Thanks in advance for any help.
This feature has been removed with Vista. Start the Task Manager and go to the network tab, there you can see the speed of the network connection.
André "a programmer is just a tool that converts the caffeine in code" Deputy CLIP - http://www.winvistaside.de/
-
How to configure the VPN LAN to access the internet from the remote network
I have set up for our project site to another Office VPN. Please join.
Now I have already configured Site to site vpn between ASA 5510 and 1841 router.HQ LAN
Branch of the LAN
10.2.1.0/24 > ASA 5510 1841 > > INTERNET < 1841=""> <> 10.30.3.0/24
^
^
^
^
Call Manager
No. 2851
Now access from branch LAN LAN of HQ each other.I face problems that are
(1) in the direction of LAN, they can access HQ LAN & resource, but cannot access the internet. I did not configure NAT on the router PH
(2) can I access internet BRANCH LAN via HQ LAN INTERNET. Where can I access the Internet of general management of the LAN of the PH router directly while access to the VPN to the local network of HQ?

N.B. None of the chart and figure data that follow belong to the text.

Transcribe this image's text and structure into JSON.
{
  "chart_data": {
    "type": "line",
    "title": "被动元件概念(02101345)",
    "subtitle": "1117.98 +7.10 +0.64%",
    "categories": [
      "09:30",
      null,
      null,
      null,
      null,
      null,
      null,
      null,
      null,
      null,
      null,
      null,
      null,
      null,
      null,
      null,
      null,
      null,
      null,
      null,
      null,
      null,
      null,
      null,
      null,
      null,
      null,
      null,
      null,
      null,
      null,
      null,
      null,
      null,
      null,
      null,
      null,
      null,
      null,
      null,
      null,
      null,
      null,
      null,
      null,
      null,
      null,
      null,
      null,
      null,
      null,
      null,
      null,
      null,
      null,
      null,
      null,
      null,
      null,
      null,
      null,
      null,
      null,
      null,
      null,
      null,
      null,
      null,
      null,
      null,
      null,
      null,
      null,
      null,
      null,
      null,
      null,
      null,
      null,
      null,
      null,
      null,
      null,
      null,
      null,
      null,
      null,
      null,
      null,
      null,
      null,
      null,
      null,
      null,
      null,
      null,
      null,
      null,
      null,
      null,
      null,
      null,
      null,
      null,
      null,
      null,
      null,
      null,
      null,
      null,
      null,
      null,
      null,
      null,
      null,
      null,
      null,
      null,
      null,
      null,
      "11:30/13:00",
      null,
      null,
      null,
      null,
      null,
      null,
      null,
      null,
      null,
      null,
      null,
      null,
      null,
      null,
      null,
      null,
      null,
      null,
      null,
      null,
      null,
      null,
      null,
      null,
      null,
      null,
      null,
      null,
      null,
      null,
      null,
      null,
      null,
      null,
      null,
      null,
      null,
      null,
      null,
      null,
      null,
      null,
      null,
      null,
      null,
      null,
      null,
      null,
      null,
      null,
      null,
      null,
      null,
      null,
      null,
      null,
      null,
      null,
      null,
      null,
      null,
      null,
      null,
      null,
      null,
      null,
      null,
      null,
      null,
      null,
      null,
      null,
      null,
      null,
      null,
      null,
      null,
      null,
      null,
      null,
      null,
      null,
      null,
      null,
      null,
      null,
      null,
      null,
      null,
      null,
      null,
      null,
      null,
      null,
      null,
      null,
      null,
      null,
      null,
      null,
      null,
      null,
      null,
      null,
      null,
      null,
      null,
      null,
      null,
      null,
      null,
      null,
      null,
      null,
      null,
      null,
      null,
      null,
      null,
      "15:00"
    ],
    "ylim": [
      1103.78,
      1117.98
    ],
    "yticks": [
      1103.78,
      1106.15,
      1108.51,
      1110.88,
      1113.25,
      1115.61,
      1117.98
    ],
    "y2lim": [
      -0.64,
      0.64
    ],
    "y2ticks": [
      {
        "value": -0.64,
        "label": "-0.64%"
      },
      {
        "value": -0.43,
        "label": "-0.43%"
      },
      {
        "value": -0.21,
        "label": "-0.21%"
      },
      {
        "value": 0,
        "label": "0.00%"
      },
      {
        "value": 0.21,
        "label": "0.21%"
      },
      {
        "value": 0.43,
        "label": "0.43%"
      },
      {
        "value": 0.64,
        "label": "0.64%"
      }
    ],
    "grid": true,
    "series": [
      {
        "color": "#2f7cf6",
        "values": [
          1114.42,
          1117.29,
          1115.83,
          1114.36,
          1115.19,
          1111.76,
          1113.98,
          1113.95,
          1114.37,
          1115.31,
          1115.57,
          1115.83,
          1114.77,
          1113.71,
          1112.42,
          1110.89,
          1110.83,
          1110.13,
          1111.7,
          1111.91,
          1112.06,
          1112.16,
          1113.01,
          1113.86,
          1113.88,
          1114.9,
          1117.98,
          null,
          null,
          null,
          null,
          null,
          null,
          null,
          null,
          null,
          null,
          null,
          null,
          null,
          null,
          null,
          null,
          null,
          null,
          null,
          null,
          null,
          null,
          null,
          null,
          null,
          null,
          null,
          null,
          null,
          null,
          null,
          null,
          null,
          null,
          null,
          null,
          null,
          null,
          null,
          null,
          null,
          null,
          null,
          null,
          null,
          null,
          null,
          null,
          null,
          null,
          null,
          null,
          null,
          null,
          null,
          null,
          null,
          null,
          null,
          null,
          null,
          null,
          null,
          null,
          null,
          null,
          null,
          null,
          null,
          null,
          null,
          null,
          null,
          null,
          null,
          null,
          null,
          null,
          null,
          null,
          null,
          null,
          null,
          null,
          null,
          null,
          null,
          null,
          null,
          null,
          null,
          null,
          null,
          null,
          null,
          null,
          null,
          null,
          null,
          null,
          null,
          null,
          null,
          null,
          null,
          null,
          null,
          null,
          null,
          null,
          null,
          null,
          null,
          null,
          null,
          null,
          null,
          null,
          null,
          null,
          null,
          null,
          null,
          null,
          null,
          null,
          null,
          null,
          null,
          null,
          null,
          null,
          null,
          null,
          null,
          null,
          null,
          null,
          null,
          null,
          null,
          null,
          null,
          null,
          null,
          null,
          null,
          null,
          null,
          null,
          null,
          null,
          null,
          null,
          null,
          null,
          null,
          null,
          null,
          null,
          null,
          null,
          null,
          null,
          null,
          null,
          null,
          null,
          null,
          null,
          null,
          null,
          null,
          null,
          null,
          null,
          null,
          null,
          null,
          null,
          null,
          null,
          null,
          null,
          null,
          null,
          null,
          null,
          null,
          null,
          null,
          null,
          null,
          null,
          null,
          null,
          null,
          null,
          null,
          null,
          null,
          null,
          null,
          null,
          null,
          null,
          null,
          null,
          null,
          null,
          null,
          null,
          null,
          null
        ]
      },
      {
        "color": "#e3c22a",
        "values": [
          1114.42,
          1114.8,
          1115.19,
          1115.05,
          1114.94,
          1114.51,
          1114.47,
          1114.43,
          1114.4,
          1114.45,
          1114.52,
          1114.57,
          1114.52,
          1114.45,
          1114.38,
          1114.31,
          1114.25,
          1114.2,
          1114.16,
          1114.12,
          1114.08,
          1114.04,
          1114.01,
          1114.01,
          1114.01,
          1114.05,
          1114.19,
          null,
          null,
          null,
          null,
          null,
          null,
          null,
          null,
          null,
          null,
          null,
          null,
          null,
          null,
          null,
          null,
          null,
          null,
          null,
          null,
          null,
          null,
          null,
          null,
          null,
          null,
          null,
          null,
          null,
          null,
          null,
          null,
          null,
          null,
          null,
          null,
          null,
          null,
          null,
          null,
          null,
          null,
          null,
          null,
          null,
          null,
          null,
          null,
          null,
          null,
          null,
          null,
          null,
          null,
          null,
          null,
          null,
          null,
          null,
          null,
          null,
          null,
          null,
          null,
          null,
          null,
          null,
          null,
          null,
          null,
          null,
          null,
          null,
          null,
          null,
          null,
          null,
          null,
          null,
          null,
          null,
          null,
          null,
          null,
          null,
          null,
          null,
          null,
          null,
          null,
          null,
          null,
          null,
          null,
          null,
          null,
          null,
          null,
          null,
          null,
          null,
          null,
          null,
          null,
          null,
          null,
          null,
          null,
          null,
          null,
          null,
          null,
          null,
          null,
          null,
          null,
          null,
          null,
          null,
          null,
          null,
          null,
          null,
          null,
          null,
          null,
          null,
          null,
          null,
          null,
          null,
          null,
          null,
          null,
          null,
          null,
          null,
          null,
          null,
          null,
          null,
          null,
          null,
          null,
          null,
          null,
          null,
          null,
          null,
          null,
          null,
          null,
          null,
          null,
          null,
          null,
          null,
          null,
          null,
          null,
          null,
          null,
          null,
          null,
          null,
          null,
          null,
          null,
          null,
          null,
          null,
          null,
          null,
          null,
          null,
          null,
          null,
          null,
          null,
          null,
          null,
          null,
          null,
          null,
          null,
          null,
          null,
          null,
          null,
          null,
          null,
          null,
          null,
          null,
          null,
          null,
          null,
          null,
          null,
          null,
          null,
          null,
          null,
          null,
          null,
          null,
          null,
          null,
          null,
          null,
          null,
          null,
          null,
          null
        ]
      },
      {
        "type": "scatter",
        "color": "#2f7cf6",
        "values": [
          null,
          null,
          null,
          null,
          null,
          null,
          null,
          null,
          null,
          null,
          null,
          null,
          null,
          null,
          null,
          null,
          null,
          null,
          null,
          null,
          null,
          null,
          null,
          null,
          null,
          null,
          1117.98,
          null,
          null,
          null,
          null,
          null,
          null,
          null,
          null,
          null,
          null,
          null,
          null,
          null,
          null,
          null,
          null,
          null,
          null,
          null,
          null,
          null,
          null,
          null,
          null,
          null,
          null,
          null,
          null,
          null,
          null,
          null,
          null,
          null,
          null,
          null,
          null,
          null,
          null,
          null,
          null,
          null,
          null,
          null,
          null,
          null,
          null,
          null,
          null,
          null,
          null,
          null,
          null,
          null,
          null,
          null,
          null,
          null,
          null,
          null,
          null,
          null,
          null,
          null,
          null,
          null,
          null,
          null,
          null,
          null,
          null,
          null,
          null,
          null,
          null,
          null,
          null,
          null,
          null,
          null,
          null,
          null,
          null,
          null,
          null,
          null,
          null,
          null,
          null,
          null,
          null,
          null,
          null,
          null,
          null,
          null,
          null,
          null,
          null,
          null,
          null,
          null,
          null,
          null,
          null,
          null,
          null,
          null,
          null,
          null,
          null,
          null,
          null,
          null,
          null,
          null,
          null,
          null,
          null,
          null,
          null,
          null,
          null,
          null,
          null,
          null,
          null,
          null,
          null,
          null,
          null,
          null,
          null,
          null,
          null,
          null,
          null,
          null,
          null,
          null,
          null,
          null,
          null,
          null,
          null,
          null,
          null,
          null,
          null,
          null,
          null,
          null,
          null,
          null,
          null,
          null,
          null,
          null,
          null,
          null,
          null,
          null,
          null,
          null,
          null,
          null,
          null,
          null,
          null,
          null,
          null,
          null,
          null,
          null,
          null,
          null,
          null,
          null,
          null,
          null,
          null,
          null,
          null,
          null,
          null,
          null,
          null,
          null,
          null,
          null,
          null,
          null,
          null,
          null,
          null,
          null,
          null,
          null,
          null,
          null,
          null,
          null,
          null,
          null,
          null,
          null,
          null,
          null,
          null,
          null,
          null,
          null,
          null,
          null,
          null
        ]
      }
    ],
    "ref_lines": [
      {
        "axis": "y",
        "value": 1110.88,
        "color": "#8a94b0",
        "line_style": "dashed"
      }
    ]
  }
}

(3) in the Site of the Directorate, phone hard cannot work but phone on PC can call to Headquarters. Hard IP phone are same in remote network (172.16.1.0/24 ). What's the problem? How can I configure separately?Please give advise me how should I do.
Hello
(1) in the direction of LAN, they can access HQ LAN & resource, but cannot access the internet. I did not configure NAT on the router PH
Answer:
You must configure the NAT and crossed to the ASA HQ so that the VPN branch router provides LAN and u-Turn, access to Internet of the SAA. You must first seup NAT for the branch on the SAA router subnet, then you must type the command:
permit same-security-traffic intra-interface
Here's a great example for VPN client hairpining.

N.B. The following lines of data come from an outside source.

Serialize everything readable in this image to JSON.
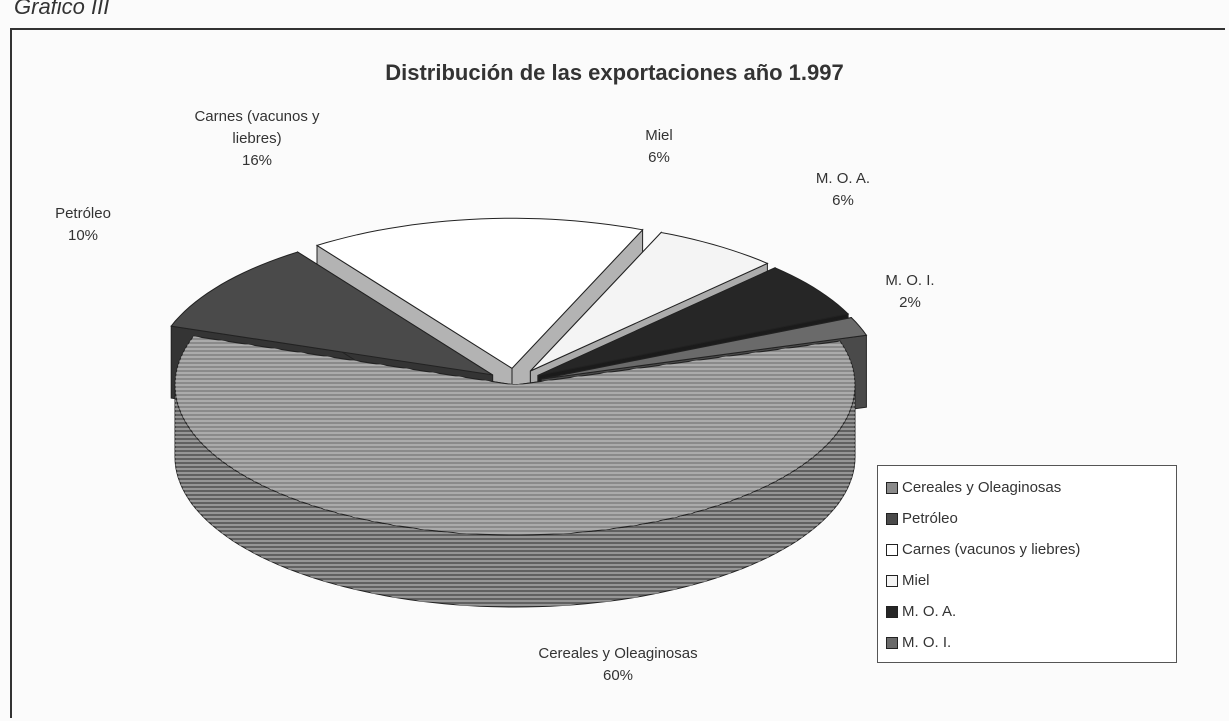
{
  "caption": "Grafico III",
  "chart_data": {
    "type": "pie3d",
    "title": "Distribución de las exportaciones año 1.997",
    "categories": [
      "Cereales y Oleaginosas",
      "Petróleo",
      "Carnes (vacunos y liebres)",
      "Miel",
      "M. O. A.",
      "M. O. I."
    ],
    "values": [
      60,
      10,
      16,
      6,
      6,
      2
    ],
    "value_labels": [
      "60%",
      "10%",
      "16%",
      "6%",
      "6%",
      "2%"
    ],
    "colors": [
      "#8a8a8a",
      "#4a4a4a",
      "#ffffff",
      "#f4f4f4",
      "#262626",
      "#6a6a6a"
    ],
    "legend": "right"
  }
}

http://www.Cisco.com/en/us/products/ps6120/products_configuration_example09186a00805734ae.shtml
(2) can I access internet BRANCH LAN via HQ LAN INTERNET. Where can I access the Internet of general management of the LAN of the PH router directly while access to the VPN to the local network of HQ?
Yes, you can
(3) in the Site of the Directorate, phone hard cannot work but phone on PC can call to Headquarters. Hard IP phone are same in remote network (172.16.1.0/24 ). What's the problem? How can I configure separately?

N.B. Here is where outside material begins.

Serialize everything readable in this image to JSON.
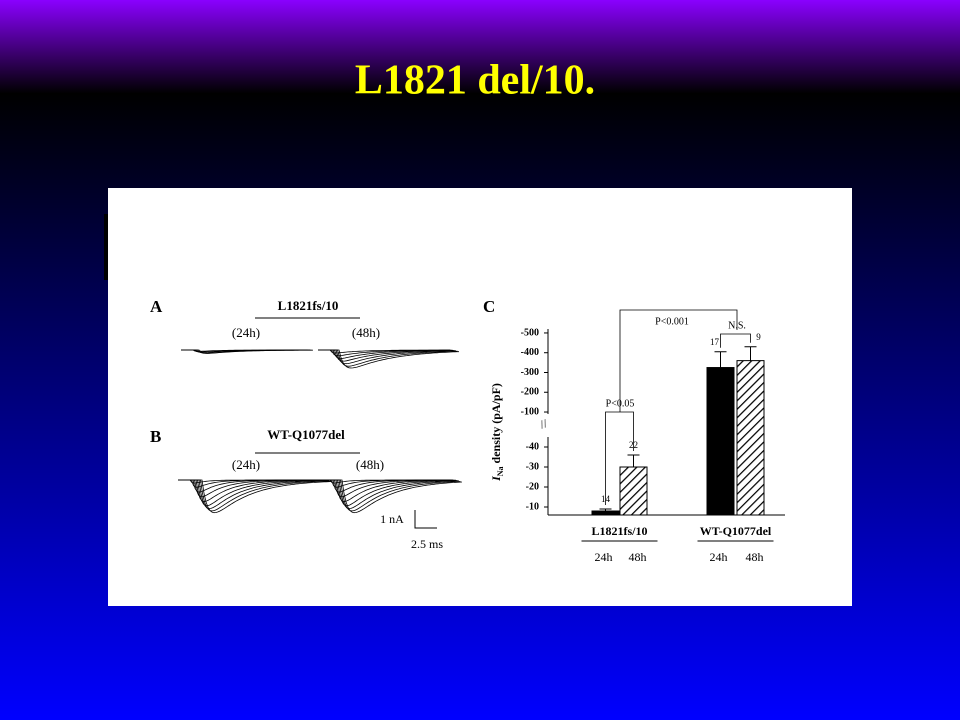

You must change your subnet VLANS to be different from the subnet HQ voice phone IP VOice VLAn, it should be fine.
Kind regards
Mohamed
Maybe you are looking for
-
38 Firefox slow to respond or crashes without other options?
After the latest Firefox 38.0.1, it became unusable. I tried several different suggestions found on the forum and through Google searches, but noting seems to cure my problem. I use MSN as my home page and at first thought it was the root cause, but
-
I bought a music download, but it will not itialize; should I change something in my settings?
I bought a CD Baby music download, but nothing happens when I click on the download button, they sent me. What can I do about it? Is there a problem in my browser settings?
-
Satellite U940 - 12 c: how to make recovery USB pendrive having only 2 DVD
Hello. I have a netbook Satellite U940 - 12 c, a software problem causing a HARD drive format and the SSD. Finally, I got the free Toshiba Recovery DVD (as it was not my fault, but a software one), two recovery DVDs. And that's all I've got: an own S
-
Hello I tried to upgrade to Windows 10 64 - bit on my computer HP ZBook Workstation 17 G2 Portable under 64-bit Windows 7 and HP Client Security, but it did not work. I think the HP Client Security prevents the installation of window 10. How can I so
-
When you open a video all the getting is sound and green screen
When to open a video all them get is sound, and how green screen I can see the video?